Sharona Alperin “sold” her first home while still in her late teens.
At the time, Alperin was several years away from gaining her Realtor’s license, and both the circumstances and the client were a bit unique. Doug Fieger, the lead singer of the rock group the Knack, was looking for a home base in Los Angeles. While actual Realtors searched for listings, Alperin was the one who showed more than a dozen properties.
She had what might be considered a stronger-than-average interest in this process. Alperin was Fieger’s girlfriend, and they were planning on living in it together. (That never happened — there were issues with the house and then they ended up breaking up — but she is that Sharona, the one immortalized in the Knack’s 1979 No. 1 song, “My Sharona.”)

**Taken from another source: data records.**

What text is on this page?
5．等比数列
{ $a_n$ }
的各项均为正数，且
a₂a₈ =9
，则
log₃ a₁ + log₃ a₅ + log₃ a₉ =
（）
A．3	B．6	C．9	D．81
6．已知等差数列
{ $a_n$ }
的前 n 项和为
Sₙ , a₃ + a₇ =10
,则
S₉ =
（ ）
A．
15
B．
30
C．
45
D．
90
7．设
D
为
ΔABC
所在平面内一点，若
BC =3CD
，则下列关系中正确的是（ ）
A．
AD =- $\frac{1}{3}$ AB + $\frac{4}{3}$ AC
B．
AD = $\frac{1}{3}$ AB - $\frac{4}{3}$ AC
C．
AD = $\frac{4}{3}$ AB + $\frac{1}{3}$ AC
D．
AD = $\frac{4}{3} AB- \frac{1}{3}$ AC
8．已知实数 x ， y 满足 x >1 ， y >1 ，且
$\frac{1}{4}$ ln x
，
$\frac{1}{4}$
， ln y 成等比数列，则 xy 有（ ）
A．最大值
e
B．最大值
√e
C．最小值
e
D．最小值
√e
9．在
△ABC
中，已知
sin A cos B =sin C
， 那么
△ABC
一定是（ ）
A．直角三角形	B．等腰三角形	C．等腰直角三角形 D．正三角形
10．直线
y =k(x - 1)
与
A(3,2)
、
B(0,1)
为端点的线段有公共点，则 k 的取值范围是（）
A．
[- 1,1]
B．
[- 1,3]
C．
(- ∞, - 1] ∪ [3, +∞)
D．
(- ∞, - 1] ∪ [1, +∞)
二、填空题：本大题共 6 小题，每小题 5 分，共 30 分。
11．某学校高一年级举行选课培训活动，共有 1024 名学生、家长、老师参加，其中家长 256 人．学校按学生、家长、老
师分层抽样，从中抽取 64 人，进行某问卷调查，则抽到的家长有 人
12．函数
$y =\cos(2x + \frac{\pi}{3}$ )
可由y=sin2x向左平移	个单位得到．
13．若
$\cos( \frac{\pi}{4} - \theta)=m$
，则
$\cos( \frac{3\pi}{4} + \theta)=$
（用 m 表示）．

Picture, then, a young woman in denim, sunglasses and a black motorcycle jacket being picked up by real estate professionals and driven around to million-dollar homes. Even as a teenager, the yeshiva-educated Alperin had a talent for going room to room and conveying a property’s possibilities.
“I grew up in sales,” said Alperin, who now lives by Hancock Park. “I was in my father’s furniture showroom when I was 13 and 14. I sold clothes [on Third Street as a high-schooler]. And it wasn’t just that I had the art of selling. I think I had an affinity for architecture, for a house being a home.”
The Realtors who accompanied her noticed Alperin’s skill and urged her to consider home sales as a career. She agreed, eventually falling under the mentorship of Alan Long, founding partner of Dalton, Brown & Long Realtors, which later became DBL Realtors. More than two decades later, she is routinely one of the top-selling agents for Sotheby’s International Realty, which acquired DBL in 2004. A few times a year, she teaches a training class titled “Sharona’s Street Smarts.”
“Everything has changed,” she said, “except the true soul of real estate, which is finding a home.”
One of the basic tenets of being a successful Realtor, she says, is the ability to listen to your clients, to hear what they want rather than to impose your vision upon them.
“Sometimes as an agent, we’re there to facilitate and to open their minds to possibilities, but we need to hear what they’re really asking for, what they’re identifying with and what’s really important,” she said.
When not out in the field, she can be found at Sotheby’s Sunset Strip office or through the Web site mysharona.com. Not only was she the namesake of the hit written by Fieger and Knack guitarist Berton Averre, but her image — wearing a white tank-top and jeans and clutching the album “Get the Knack” — adorns the single’s cover. Through the song’s longevity, her name has become her professional calling card.
“I want to say 90 percent of my life over the last 30 plus years, when I say my name, someone says, ‘Oh like ‘My Sharona’? Even if they don’t say it, I can tell in my head that they’re humming it,” Alperin said. “I don’t always say, ‘Yes, that’s me. I’m “My Sharona.” ’ I don’t always engage, but many, many times, of course, I do.”
Many of Alperin’s clients are celebrities, and her experience with Fieger and in the rock world helped her get in tune with the unique needs of her clientele. Perhaps a client may need a special media room, a secluded backyard or extensive space for entertaining. Privacy can be needed as well.
“We can have paparazzi issues,” Alperin said. “I could be showing a property on the Sunset Strip, and in the final moments, security comes up and points out a building on Sunset that could be looking into the bedroom or yard and it nixes the whole thing. Some very famous clients may need an egress gate in the back or a way of getting from their garage into their house without having to walk through the front door. They all have different needs, and not just the stars.”
The daughter of Marvin and Miriam Alperin, she grew up near the Fairfax District. Educated at Hillel Hebrew Academy, she jokes that she followed the usual path of a young Jewish girl, going from yeshiva to sites around the world for four years with a rock ’n’ roll band.
Now married to Jason Aizenberg and the mother of 14-year old Eden and 10-year-old Adam, Alperin still loves to travel, but maintains, “I live and breathe real estate.”